Eine Gegend mit einem erschreckenden Ruf – obwohl ein Leben viel zu kurz ist, um sich an alles zu erinnern. In den Jahren 533, 1138 und erneut 1822 wurde die syrische Stadt Aleppo in diesem Gebiet in Stücke gerissen, was Hunderttausenden von Toten den Tod brachte. Und 1268 wurde die damals noch armenische Stadt Adana schwer getroffen. Schätzungsweise 60.000 Menschen starben.

Wieder unruhig

Seit Kurzem ist das Gebiet wieder seismisch unruhig geworden. Am 24. Januar 2020 wurden weitere 41 Menschen bei einem Beben der Stärke 6,7 in der Nähe der Stadt Elazığ östlich des aktuellen Bebens getötet. Allerdings wurde die Welt dann von einer ganz anderen Naturkatastrophe, der herannahenden Corona-Pandemie, komplett eingenommen.

Und jetzt das Erdbeben von Gaziantep, genau zwischen Adana und Aleppo. Das Beben begann laut Angaben in der Nacht von Sonntag auf Montag um genau 2.17 Uhr Aufzeichnungen des United States Geological Survey USGS, und hatte eine Stärke von 7,8, was ein starkes Erdbeben bedeutet. Die Amerikaner registrierten in den folgenden Minuten und Stunden etwa zehn starke Nachbeben, die von leichten Erschütterungen bis zu einem weiteren Beben der Stärke 6,7 (nur nicht „schwer“) an Stärke zunahmen.

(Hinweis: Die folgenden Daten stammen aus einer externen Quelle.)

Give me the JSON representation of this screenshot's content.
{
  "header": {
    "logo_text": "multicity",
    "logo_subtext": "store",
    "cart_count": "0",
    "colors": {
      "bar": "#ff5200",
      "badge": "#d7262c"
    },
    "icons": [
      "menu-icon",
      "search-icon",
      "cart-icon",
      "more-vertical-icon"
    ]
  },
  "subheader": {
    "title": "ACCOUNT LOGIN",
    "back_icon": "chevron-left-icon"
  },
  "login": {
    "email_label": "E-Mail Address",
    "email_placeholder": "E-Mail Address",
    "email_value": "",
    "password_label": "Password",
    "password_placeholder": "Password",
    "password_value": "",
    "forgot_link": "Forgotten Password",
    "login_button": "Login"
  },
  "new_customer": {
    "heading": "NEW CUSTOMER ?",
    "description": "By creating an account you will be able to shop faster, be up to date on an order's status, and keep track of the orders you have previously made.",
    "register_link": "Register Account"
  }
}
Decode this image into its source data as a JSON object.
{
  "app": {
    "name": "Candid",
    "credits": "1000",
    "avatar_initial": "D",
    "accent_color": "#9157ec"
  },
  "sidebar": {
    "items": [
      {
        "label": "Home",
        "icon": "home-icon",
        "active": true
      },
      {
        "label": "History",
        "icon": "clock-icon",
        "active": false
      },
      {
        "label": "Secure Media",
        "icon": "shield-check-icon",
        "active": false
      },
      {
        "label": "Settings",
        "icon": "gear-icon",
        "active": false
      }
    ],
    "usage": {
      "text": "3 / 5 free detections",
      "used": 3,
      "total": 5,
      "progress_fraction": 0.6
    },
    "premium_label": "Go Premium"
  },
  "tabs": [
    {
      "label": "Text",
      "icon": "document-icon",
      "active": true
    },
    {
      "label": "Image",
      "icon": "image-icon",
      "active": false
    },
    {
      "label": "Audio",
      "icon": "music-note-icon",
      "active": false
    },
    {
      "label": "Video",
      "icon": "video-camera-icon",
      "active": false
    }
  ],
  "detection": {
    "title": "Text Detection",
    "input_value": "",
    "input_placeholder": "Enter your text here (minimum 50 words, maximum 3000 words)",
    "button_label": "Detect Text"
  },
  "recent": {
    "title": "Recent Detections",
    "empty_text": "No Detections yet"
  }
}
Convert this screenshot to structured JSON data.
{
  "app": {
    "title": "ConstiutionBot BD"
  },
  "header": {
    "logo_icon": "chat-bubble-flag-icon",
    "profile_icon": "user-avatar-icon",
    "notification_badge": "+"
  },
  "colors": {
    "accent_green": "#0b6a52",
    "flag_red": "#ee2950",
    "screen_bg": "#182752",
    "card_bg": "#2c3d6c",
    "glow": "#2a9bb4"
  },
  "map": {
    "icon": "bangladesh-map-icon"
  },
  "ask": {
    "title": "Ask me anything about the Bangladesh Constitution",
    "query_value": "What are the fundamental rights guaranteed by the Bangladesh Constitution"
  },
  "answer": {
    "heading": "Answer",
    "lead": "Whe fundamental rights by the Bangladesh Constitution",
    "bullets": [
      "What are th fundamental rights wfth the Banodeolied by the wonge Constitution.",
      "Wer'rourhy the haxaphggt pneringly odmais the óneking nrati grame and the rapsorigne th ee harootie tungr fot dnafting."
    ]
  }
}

„Die Nachbeben haben ein Gebiet von etwa dreihundert Kilometern aktiviert, von der Küstenstadt Iskenderun bis Malatya“, sagt Govers nach Überprüfung der Messungen. „Das wird einen Teil des Spannungsproblems gelöst haben.“ Wie stark die Verwerfungslinien weiter nordöstlich noch unter Spannung stehen, müssten neue Berechnungen zeigen, sagt er.

Instabile Gebäude

In der betroffenen Gegend würden Häuser und Gebäude auf „unbequeme türkische Art“ gebaut, sagt Govers. Das heißt: In der Türkei wird bei der Berechnung der Grundsteuer darauf geachtet, wie viel Grundfläche ein Gebäude am Boden einnimmt, so dass oft Gebäude errichtet werden, die sich nach oben hin verbreitern.

„Das hilft nicht bei der Erdbebensicherheit“, sagt Govers. „Früher hat man auf Holzpfählen gebaut, die bei einem Erdbeben manchmal noch ein wenig schwingen können. Heutzutage baut man auf Beton. Das geht einfach kaputt.‘

Der genaue Schaden in Form von Menschenleben und zerstörtem Eigentum muss in den kommenden Tagen ermittelt werden. Am Montag um die Mittagszeit standen mindestens mehr als vierzehnhundert Tote auf dem Zähler. Das Erdbeben scheint das verheerendste Erdbeben in der Türkei seit 84 Jahren zu sein. Am 27. Dezember 1939 tötete das Erzincan-Erdbeben 33.000 Menschen. Allerdings war das auf der anderen Verwerfungslinie, der im Norden.